Join our team to leverage your data engineering skills in a dynamic environment, ensuring seamless data migration and optimization for advanced AI and ML projects. Apply now to be part of our innovative journey!
Key responsibilities
Data pipeline development:
- Design, develop, and deploy Python-based ETL/ELT pipelines to migrate data from the on-premises MS SQL Server into the Databricks instance,
- Ensure efficient ingestion of historical parquet datasets into Databricks.

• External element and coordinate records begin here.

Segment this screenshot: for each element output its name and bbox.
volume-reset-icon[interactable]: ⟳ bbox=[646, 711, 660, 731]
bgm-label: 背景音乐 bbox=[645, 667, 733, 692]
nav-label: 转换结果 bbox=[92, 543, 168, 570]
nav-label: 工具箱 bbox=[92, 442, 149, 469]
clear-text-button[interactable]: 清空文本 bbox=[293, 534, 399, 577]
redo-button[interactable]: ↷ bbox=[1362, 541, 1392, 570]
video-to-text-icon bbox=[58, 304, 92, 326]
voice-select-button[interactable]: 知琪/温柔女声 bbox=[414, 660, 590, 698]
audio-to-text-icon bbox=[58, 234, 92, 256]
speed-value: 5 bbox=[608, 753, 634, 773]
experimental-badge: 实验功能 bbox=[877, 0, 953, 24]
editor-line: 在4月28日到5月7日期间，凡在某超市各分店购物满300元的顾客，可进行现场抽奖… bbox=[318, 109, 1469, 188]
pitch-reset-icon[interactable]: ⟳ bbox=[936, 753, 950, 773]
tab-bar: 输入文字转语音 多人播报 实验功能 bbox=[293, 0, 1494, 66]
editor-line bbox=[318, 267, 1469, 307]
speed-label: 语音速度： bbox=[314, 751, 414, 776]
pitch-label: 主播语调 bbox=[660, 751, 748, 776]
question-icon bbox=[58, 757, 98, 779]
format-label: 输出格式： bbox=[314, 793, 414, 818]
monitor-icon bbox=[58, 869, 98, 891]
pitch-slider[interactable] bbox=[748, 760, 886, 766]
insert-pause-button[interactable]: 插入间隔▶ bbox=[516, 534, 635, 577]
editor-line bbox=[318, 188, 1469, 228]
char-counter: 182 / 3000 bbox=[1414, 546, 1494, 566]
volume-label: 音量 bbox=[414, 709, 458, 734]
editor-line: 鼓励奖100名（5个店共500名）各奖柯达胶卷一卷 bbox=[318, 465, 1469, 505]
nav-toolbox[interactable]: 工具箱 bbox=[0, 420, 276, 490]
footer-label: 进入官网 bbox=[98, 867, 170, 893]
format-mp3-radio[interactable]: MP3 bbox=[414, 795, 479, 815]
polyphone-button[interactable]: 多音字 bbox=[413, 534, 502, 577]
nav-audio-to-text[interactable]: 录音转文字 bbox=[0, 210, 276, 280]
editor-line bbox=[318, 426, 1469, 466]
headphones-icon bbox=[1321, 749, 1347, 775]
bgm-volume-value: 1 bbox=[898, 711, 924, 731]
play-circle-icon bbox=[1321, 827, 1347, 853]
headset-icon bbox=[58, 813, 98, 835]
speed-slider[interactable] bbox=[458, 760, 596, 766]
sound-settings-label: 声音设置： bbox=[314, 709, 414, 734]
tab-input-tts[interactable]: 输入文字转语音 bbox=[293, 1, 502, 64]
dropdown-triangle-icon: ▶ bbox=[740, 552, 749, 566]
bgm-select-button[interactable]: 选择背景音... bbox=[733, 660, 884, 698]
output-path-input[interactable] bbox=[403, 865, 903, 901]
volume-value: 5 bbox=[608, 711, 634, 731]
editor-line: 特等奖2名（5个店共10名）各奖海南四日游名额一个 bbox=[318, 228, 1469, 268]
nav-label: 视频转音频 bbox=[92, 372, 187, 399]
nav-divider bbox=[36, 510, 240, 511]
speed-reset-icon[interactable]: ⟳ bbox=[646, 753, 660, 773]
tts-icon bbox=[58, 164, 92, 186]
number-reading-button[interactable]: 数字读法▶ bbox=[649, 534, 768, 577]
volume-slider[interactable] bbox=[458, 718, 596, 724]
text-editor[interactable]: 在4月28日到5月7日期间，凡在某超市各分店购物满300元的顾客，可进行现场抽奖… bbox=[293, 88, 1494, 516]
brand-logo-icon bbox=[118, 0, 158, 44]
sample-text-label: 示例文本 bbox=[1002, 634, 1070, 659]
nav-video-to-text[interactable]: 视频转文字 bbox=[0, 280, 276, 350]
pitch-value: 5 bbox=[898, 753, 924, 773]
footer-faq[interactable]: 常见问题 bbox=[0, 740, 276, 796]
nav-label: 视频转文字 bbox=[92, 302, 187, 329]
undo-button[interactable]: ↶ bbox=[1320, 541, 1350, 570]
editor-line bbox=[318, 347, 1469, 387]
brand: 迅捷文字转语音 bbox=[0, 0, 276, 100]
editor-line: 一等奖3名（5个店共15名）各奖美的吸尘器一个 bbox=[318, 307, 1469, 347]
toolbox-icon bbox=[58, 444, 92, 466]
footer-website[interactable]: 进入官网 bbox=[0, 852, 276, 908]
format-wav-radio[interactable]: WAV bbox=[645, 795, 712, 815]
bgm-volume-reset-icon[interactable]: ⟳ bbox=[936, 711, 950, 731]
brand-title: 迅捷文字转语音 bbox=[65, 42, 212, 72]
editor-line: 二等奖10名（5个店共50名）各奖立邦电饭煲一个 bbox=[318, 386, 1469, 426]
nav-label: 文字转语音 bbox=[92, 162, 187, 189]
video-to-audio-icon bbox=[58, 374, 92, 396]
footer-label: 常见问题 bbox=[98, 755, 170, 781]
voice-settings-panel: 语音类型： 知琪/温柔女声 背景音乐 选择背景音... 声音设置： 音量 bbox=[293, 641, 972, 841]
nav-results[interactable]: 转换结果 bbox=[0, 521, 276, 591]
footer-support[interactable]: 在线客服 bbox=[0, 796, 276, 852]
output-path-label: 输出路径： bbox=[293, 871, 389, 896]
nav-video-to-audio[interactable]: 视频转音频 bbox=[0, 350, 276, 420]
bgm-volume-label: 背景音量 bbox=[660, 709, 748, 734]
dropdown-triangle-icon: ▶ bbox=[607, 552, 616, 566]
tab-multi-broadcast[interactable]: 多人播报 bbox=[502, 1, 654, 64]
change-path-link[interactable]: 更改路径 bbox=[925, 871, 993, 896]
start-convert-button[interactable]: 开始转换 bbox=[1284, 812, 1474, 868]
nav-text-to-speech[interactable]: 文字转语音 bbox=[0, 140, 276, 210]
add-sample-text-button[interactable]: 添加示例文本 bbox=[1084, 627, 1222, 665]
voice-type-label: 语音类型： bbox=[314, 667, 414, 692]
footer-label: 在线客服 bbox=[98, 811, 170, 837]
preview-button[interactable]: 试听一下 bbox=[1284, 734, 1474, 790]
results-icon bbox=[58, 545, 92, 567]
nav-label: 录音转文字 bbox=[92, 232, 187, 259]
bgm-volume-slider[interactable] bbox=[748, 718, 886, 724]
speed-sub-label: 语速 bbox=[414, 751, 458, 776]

Data quality & validation:
- Implement validation, reconciliation, and quality assurance checks to ensure accuracy and completeness of migrated data,
- Handle schema mapping, field transformations, and metadata enrichment to standardize datasets,
- Ensure data governance, quality assurance, and compliance are integral to all migration activities.
Performance optimization:
- Tune pipelines for speed and efficiency, leveraging Databricks capabilities such as Delta Lake when appropriate,
- Manage resource usage and scheduling for large dataset transfers.
Collaboration:
- Work closely with AI engineers, data scientists, and business stakeholders to define data access patterns required for upcoming AI POCs,
- Partner with infrastructure teams to ensure secure connection between legacy systems and Databricks.
Documentation & governance:
- Maintain technical documentation for all data pipelines,
- Adhere to data governance, compliance, and security best practices throughout the migration process.